A growing number of businesses told the BCC that their domestic sales and overall confidence changed for the better during the three months from April to the end of June.
Around 44 per cent of firms said they increased their domestic sales during Q2 2021 as compared with the previous three months, while 32 per cent of companies indicated that their cash flow situation improved in the same period.
However, BCC has noted that the positive trends in evidence reflect improvements from a low-level comparison point of Q1 this year, which was an exceptionally tough time for most businesses with the UK in the grip of a devastating second wave of coronavirus infections.
Nonetheless, with 65 per cent of businesses confident of increasing their turnover in the coming 12 months, there are clearly some positive signs in evidence within the economy.
Among the potential challenges emerging for businesses is that of rising inflation and pressures on prices, with the number of companies expecting to raise their prices in the coming months having increased sharply of late.
Those pressures are reported to be impacting manufacturers most acutely, with more companies in the sector expecting to increase their prices now than at any point since the BCC first started gathering comparable data in 1989.

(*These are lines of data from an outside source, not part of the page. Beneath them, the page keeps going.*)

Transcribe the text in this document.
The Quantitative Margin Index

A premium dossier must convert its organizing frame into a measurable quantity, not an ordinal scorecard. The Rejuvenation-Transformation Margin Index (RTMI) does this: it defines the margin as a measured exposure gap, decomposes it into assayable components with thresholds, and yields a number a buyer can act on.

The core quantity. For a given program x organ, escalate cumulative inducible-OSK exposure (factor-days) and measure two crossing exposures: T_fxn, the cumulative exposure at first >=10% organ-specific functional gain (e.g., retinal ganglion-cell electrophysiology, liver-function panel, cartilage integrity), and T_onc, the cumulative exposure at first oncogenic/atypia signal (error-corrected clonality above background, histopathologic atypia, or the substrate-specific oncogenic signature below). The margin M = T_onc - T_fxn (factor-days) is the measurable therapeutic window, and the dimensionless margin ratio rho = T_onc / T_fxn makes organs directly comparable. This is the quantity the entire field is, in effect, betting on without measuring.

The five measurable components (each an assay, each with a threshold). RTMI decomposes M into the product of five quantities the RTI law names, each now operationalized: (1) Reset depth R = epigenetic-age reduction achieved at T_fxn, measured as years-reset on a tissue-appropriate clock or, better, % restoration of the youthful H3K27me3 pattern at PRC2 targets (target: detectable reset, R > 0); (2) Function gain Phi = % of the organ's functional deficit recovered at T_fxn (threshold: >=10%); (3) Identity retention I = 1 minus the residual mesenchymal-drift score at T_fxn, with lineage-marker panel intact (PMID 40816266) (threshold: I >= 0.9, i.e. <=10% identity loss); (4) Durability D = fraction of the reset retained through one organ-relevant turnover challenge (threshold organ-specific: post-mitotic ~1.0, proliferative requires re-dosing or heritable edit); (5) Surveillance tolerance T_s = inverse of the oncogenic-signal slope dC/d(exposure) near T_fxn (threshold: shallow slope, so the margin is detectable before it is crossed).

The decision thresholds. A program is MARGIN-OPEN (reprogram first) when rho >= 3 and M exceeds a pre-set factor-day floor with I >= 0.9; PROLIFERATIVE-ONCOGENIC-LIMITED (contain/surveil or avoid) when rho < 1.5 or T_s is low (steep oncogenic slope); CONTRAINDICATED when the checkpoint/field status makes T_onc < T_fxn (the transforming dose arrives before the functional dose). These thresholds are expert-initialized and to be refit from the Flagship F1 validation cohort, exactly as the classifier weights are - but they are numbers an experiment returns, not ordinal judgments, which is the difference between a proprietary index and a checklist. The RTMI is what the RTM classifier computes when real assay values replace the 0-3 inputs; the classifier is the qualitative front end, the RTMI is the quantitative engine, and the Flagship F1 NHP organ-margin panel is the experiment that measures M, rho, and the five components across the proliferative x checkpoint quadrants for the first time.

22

“This latest set of results show that an economic recovery is beginning to take shape, but our members are also telling us that many businesses are far from being out of the woods yet,” said Shevaun Haviland, director general of the BCC.
“Whilst firms may be beginning to finally see cash coming in, most have a long way to go before they are trading at pre-pandemic levels.”
Ms Haviland also observed that while many businesses are once again able to trade as normal, many others are still faced with significant restrictions on what they can and cannot do.
Operators still inhibited by restrictions should be granted further financial support by the government to help them get through the rest of the pandemic, according to the BCC.
“These firms have fought incredibly hard to get to this point and they deserve the chance to contribute to the recovery,” Ms Haviland said in a statement.